Section: New Results
Optimal Decision Making
This special interest group is devoted to all aspects of artifical intelligence related to sequential data; in particular, sequential decision with uncertainty and sequential learning. Several highly visible successes in computer-Go have provided both technical publications and popularization (section 6.5.1 ). Other applications far from Go have been realized and should be published soon (section 6.5.2 ).
Sequential decision under uncertainty applied to Computer-Go
The game of Go is a more than 2000 years old Asian game which is very important in China, Korea, Taiwan, and Japan. It is in particular interesting as it is much more difficult for computers than chess (in which humans can't win against computers any more, unless a handicap is given to the machine). As a consequence, the efficiency of new algorithms for this game is highly interesting  ,  ,  . We successfully parallelized Monte-Carlo Tree Search  , with both message-passing parallelization and shared-memory parallelization. The essential idea of this parallelization is to share the upper part of the tree, with messages compacting statistics, instead of sending positions and results on the network; the result is a very good speed-up in 19x19 Go, without shared-memory; the parallelization is less efficient in 9x9 Go but provides nonetheless a significant improvement. These results are applicable far from the game of Go, and were developped as a collaboration with Thomas Herault (PARAL team, Lri) and Sara/Univ. Maastricht (Nederlands)  .

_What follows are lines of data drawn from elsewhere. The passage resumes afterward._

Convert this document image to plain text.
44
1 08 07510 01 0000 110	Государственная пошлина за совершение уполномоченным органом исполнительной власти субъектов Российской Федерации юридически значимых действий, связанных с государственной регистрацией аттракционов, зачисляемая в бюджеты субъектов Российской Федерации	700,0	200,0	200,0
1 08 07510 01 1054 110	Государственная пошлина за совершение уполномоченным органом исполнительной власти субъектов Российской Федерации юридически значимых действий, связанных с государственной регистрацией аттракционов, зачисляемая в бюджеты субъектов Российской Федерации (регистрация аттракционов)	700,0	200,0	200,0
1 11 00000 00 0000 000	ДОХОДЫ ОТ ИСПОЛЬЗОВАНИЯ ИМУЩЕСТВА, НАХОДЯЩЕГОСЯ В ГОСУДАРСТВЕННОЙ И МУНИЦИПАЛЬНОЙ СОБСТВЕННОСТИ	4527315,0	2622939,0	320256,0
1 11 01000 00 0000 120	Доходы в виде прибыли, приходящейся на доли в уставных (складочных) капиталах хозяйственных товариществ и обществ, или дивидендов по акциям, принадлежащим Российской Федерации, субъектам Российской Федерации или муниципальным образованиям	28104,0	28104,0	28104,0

This has a strong impact in 19x19 Go with the first ever win against a professional player (8th Dan Pro) with 9 handicap stones. A grid-based building of opening book has been launched, with an original strategy based on Monte-Carlo Tree Search algorithms. A survey paper was published  . In  , several forms of active learning are combined, including
expert rules, coming from the ages;
offline learning, based on last century's high-level games;
online learning, i.e. classical online values as in UCT, but without exploration term;
transient learning, i.e. online learnt value function (including extrapolation).

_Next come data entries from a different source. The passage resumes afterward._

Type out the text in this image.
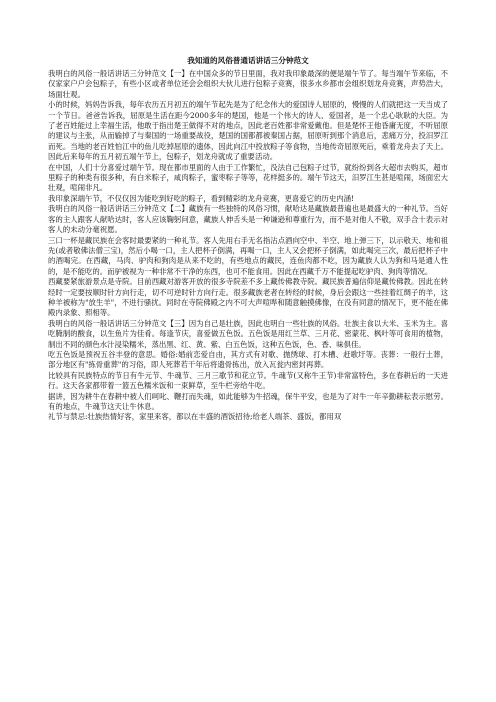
我知道的风俗普通话讲话三分钟范文

我明白的风俗一般话讲话三分钟范文【一】在中国众多的节日里面，我对我印象最深的便是端午节了。每当端午节来临，不仅家家户户会包粽子，有些小区或者单位还会会组织大伙儿进行包粽子竞赛，很多水乡都市会组织划龙舟竞赛，声势浩大，场面壮观。

小的时候，妈妈告诉我，每年农历五月初五的端午节起先是为了纪念伟大的爱国诗人屈原的，慢慢的人们就把这一天当成了一个节日。爸爸告诉我，屈原是生活在距今2000多年的楚国，他是一个伟大的诗人、爱国者，是一个忠心耿耿的大臣。为了老百姓能过上幸福生活，他敢于指出楚王做得不对的地点，因此老百姓都非常爱戴他。但是楚怀王他昏庸无度，不听屈原的建议与主张，从而输掉了与秦国的一场重要战役，楚国的国都都被秦国占据，屈原听到那个消息后，悲痛万分，投汨罗江而死。当地的老百姓怕江中的鱼儿吃掉屈原的遗体，因此向江中投放粽子等食物，当地传奇屈原死后，乘着龙舟去了天上。因此后来每年的五月初五端午节上，包粽子，划龙舟就成了重要活动。

在中国，人们十分喜爱过端午节。现在都市里面的人由于工作繁忙，没法自己包粽子过节，就纷纷到各大超市去购买，超市里粽子的种类有很多种，有白米粽子，咸肉粽子，蜜枣粽子等等，花样挺多的。端午节这天，汨罗江生甚是喧闹，场面宏大壮观，喧闹非凡。

我印象深端午节，不仅仅因为能吃到好吃的粽子，看到精彩的龙舟竞赛，更喜爱它的历史内涵!

我明白的风俗一般话讲话三分钟范文【二】藏族有一些独特的风俗习惯，献哈达是藏族最普遍也是最盛大的一种礼节。当好客的主人跟客人献哈达时，客人应该鞠躬问意，藏族人伸舌头是一种谦逊和尊重行为，而不是对他人不敬，双手合十表示对客人的未动分毫祝愿。

三口一杯是藏民族在会客时最要紧的一种礼节。客人先用右手无名指沾点酒向空中、半空、地上弹三下，以示敬天、地和祖先(或者敬佛法僧三宝)，然后小喝一口，主人把杯子倒满，再喝一口，主人又会把杯子倒满，如此喝完三次，最后把杯子中的酒喝完。在西藏，马肉、驴肉和狗肉是从来不吃的，有些地点的藏民，连鱼肉都不吃，因为藏族人认为狗和马是通人性的，是不能吃的。而驴被视为一种非常不干净的东西，也可不能食用。因此在西藏千万不能提起吃驴肉、狗肉等情况。

西藏要紧旅游景点是寺院。目前西藏对游客开放的很多寺院差不多上藏传佛教寺院。藏民族普遍信仰是藏传佛教。因此在转经时一定要按顺时针方向行走，切不可逆时针方向行走。很多藏族老者在转经的时候，身后会跟这一些挂着红绸子的羊，这种羊被称为"放生羊"，不进行骚扰。同时在寺院佛殿之内不可大声喧哗和随意触摸佛像，在没有同意的情况下，更不能在佛殿内录象、照相等。

我明白的风俗一般话讲话三分钟范文【三】因为自己是壮族，因此也明白一些壮族的风俗。壮族主食以大米、玉米为主。喜吃腌制的酸食，以生鱼片为佳肴。每逢节庆，喜爱做五色饭。五色饭是用红兰草、三月花、密蒙花、枫叶等可食用的植物，制出不同的颜色水汁浸染糯米，蒸出黑、红、黄、紫、白五色饭，这种五色饭，色、香、味俱佳。

吃五色饭是预祝五谷丰登的意思。婚俗:婚前恋爱自由，其方式有对歌、抛绣球、打木槽、赶歌圩等。丧葬：一般行土葬，部分地区有"拣骨重葬"的习俗，即人死葬若干年后将遗骨拣出，放入瓦瓮内密封再葬。

比较具有民族特点的节日有牛元节、牛魂节、三月三歌节和花立节。牛魂节(又称牛王节)非常富特色，多在春耕后的一天进行。这天各家都带着一篮五色糯米饭和一束鲜草，至牛栏旁给牛吃。

据讲，因为耕牛在春耕中被人们呵叱、鞭打而失魂，如此能够为牛招魂，保牛平安，也是为了对牛一年辛勤耕耘表示慰劳。有的地点，牛魂节这天让牛休息。

礼节与禁忌:壮族热情好客，家里来客，都以在丰盛的酒饭招待;给老人端茶、盛饭，都用双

The two first rules are essential for the first visit in a node; the third one is essential asymptotically in the number of trials; the fourth one is essential as a transition between the offline part and the online part. This multi-level learning is the first source code combining in Go all these levels.
The communications of the ACM, vol. 51, Nb. 10, (10/08), page 13, published the first ever won against a professional player in 19x19, as well as several newspapers. MoGo was also interfaced with an interactive table (joint work with Microsoft  ). The video presentation of the table can be watched at http://www.youtube.com/watch?v=OQvVk1RLziY&feature=PlayList&p=90C0DB7A3DB9B52C&index=21 .

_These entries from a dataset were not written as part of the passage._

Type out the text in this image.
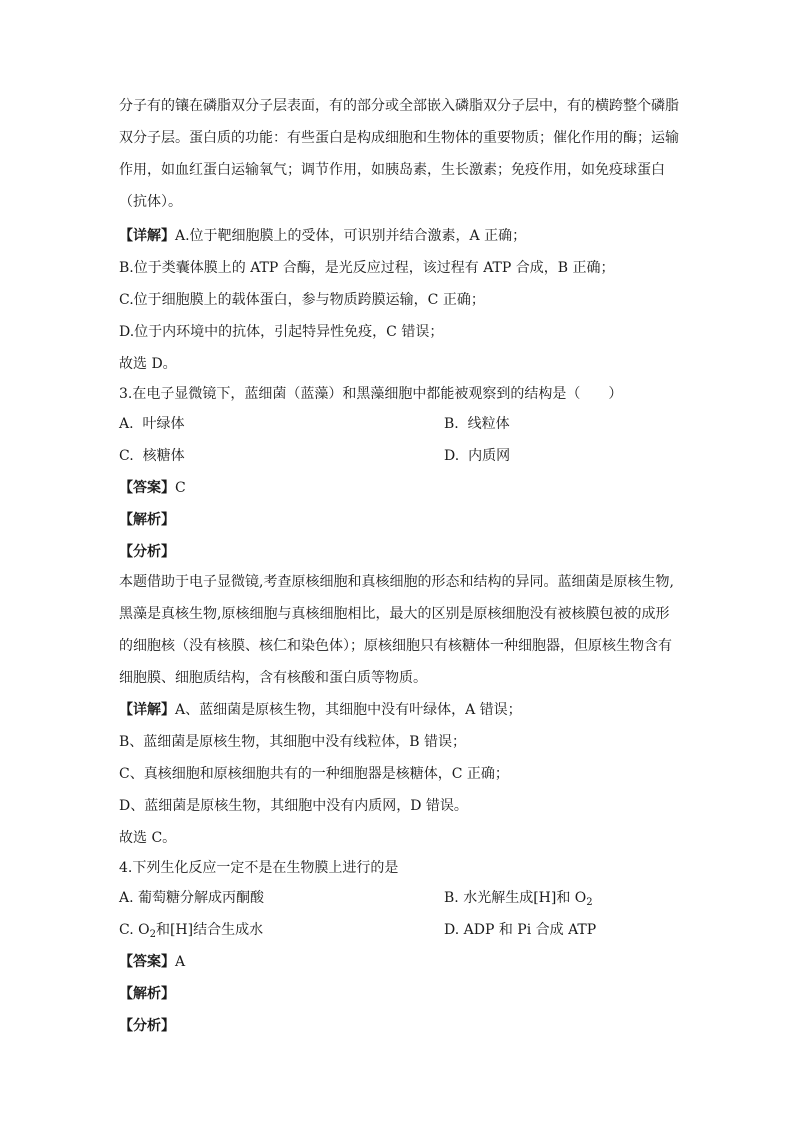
分子有的镶在磷脂双分子层表面，有的部分或全部嵌入磷脂双分子层中，有的横跨整个磷脂
双分子层。蛋白质的功能：有些蛋白是构成细胞和生物体的重要物质；催化作用的酶；运输
作用，如血红蛋白运输氧气；调节作用，如胰岛素，生长激素；免疫作用，如免疫球蛋白
（抗体）。
【详解】A.位于靶细胞膜上的受体，可识别并结合激素，A 正确；
B.位于类囊体膜上的 ATP 合酶，是光反应过程，该过程有 ATP 合成，B 正确；
C.位于细胞膜上的载体蛋白，参与物质跨膜运输，C 正确；
D.位于内环境中的抗体，引起特异性免疫，C 错误；
故选 D。
3.在电子显微镜下，蓝细菌（蓝藻）和黑藻细胞中都能被观察到的结构是（　　）
A. 叶绿体	B. 线粒体
C. 核糖体	D. 内质网
【答案】C
【解析】
【分析】
本题借助于电子显微镜,考查原核细胞和真核细胞的形态和结构的异同。蓝细菌是原核生物,
黑藻是真核生物,原核细胞与真核细胞相比，最大的区别是原核细胞没有被核膜包被的成形
的细胞核（没有核膜、核仁和染色体）；原核细胞只有核糖体一种细胞器，但原核生物含有
细胞膜、细胞质结构，含有核酸和蛋白质等物质。
【详解】A、蓝细菌是原核生物，其细胞中没有叶绿体，A 错误；
B、蓝细菌是原核生物，其细胞中没有线粒体，B 错误；
C、真核细胞和原核细胞共有的一种细胞器是核糖体，C 正确；
D、蓝细菌是原核生物，其细胞中没有内质网，D 错误。
故选 C。
4.下列生化反应一定不是在生物膜上进行的是
A. 葡萄糖分解成丙酮酸	B. 水光解生成[H]和 $O_2$
C. $O_2$和[H]结合生成水	D. ADP 和 Pi 合成 ATP
【答案】A
【解析】
【分析】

Other applications of UCT and bandits
A joint work P. Rolet/M. Sebag/O. Teytaud has been devoted to the design of an optimal algorithm for active learning. Based on a prior (similar to Bayesian priors), this algorithm has asymptotically (in the computational power) an optimal complexity w.r.t. the number of requests to the oracle labelling examples. An implementation has been realized, showing the practicability of the approach. A joint work with A. Auger was applied to the feasability of optimal optimization  thanks to UCT algorithms.
Interestingly, both the application to active learning and the application to optimal non-linear optimization combine:
"Billiard" algorithms that are used in both cases for generating conditional distributions;
Partially observable Markov Decision processes (POMDP) - the essential idea is the rewriting of non-linear optimization or active learning as POMDPs;
UCT, which is highly competitive in this one-actor framework.